The Bible Is Not A Leadership Handbook


What is biblical leadership? Or, what is leadership according to the bible? These are great questions to which many of us continually seek the answers. If we could put together a biblical model of leadership, what would that biblical model of leadership involve?

Caution: This might not be as easy of a project as it at first sounds. Volker Kessler (2013) examined two pitfalls when attempting to write a biblical view of leadership: Christ Against Culture and Reconstructionism.

Pitfall One, Christ Against Culture

The first pitfall, Christ against Culture (Niebuhr, 1951), attempts to find a pure form of biblical leadership without respect to culture, or input from other resources. Those who attempt such an approach to use only the bible, and nothing but the bible, often fail to realize that when the bible doesn’t directly address certain matters, they themselves tend to fill in the gaps with their own cultural experiences of what would be best. Hence, it ends up not really being a pure form of biblical leadership, anyway.

Kessler provided examples of Christian leadership forums from Russian, German, Hungarian, and American perspectives. Have you observed people attempting to find a purely biblical form of Christian leadership, only to fail in the end? If so, what role did culture play?

Pitfall Two, Reconstructionism

The second pitfall, Reconstructionism, attempts to discover modern theories of leadership in the bible and reconstruct what was supposedly really there in the bible all along. Kessler described four phases in this process:
 
  1. Perception of what is currently popular in leadership discussions. 
  2. Acceptance of the useful insights for the church, even citing biblical parallels. 
  3. Assimilation through proof-texting and normalization of the freshly re-discovered biblical leadership. 
  4. Standardization of this newly declared biblical view of spiritual leadership as true and good biblical leadership. 

He provided an example of the contemporary emphasis on visionary leadership in American evangelicalism. Have you seen this reconstructionist process at work with other leadership theories, ideas, and fads?

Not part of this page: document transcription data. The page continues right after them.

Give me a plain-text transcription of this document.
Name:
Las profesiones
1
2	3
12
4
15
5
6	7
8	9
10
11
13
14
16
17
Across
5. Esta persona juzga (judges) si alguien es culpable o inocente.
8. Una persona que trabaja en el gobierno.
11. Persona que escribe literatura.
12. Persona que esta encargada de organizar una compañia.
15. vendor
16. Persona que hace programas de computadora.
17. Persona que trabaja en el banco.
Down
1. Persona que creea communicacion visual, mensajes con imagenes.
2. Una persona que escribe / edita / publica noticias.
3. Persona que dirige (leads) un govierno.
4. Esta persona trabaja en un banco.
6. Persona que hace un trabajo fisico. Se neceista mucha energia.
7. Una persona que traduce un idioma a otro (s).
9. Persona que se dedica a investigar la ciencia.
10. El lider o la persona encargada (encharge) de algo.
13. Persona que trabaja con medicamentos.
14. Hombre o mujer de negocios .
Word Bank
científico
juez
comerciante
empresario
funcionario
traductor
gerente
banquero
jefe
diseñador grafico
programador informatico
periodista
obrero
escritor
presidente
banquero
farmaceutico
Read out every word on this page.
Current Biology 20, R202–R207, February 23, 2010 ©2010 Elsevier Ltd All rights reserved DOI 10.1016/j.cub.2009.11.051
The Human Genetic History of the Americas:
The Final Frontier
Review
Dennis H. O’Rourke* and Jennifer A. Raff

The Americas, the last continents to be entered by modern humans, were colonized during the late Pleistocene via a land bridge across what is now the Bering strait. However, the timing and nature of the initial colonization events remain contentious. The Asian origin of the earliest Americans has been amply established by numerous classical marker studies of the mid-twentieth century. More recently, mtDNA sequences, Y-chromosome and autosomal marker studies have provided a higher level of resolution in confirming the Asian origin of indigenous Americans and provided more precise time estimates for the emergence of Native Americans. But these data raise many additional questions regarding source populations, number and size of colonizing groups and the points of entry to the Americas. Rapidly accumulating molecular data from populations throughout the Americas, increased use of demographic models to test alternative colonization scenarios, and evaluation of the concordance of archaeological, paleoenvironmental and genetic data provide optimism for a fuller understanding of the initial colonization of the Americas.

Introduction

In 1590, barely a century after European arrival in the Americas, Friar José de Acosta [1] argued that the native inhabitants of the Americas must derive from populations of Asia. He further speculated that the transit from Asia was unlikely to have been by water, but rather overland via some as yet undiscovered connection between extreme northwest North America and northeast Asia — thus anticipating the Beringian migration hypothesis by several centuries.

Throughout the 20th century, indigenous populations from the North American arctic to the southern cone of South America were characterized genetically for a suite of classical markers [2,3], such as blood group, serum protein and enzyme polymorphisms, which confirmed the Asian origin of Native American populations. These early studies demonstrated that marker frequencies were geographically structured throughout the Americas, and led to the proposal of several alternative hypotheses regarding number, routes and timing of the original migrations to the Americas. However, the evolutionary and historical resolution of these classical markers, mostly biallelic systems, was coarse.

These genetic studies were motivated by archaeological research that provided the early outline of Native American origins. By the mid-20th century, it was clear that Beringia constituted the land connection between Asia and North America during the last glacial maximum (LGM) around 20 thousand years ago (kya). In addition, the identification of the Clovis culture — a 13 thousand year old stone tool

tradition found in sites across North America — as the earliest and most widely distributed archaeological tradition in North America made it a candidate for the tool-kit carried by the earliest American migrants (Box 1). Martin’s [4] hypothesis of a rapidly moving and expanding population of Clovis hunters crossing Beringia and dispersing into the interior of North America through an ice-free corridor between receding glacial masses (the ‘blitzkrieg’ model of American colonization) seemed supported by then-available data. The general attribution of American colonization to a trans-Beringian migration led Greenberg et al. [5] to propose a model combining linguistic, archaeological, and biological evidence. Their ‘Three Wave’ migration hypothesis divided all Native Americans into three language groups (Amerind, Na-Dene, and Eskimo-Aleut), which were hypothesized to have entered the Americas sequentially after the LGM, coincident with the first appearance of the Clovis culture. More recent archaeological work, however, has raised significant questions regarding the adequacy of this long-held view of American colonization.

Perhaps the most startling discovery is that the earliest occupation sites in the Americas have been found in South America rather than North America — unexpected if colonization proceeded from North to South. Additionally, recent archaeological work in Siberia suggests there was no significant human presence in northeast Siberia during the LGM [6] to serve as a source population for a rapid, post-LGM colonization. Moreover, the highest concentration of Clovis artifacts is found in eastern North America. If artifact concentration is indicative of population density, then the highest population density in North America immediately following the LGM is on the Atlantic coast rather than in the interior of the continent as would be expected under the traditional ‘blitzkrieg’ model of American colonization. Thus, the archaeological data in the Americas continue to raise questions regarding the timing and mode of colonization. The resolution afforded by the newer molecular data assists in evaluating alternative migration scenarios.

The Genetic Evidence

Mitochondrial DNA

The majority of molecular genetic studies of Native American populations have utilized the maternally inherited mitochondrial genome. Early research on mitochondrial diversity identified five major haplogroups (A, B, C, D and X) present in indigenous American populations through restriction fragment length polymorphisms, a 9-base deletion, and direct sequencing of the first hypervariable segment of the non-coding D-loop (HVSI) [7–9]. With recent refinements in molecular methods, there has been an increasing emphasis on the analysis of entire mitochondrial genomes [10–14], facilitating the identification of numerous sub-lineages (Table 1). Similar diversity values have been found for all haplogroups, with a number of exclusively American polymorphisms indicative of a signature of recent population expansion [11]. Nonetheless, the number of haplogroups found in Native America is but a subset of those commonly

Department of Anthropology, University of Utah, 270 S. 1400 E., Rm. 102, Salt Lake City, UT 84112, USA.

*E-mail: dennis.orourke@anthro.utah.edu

What about: leadership as influence, servant leadership, heroic leadership, the leader within, loving leadership, coaching, leading like Jesus, leadership by the book, authentic leadership, laws of leadership, early church leadership, tools of leadership, healthy leadership, heroic leadership, painful leadership, courageous leadership, etc.? (Based on a cursory search of Amazon, there appears to be an almost unlimited supply of Christian leadership books, approaches, ideas, and repackaging of others’ ideas.)

Kessler concluded that: (a) the bible should not be viewed as a leadership handbook, (b) leadership theories are necessary and useful, and (c) the goal is to develop multiple leadership theories consistent within the Christian framework. This seems like a modest and refreshing proposal of a schema that remains tethered to theological and biblical (even authoritative) foundations, and a proposal that calls for awareness of cultural contexts in such a way that they can be appreciated, incorporated, and challenged. Is this proposal sufficient?

Putting the question back to you: If you could put together a biblical model of leadership, what would that biblical model of leadership involve?


Kessler, V. (2013). Pitfalls in biblical leadership. Verbum Et Ecclesia, 34(1), 1-7. doi:10.4102/ve.v34i1.721
Niebuhr, H. R. (1951). Christ and culture. New York, NY: Harper & Row.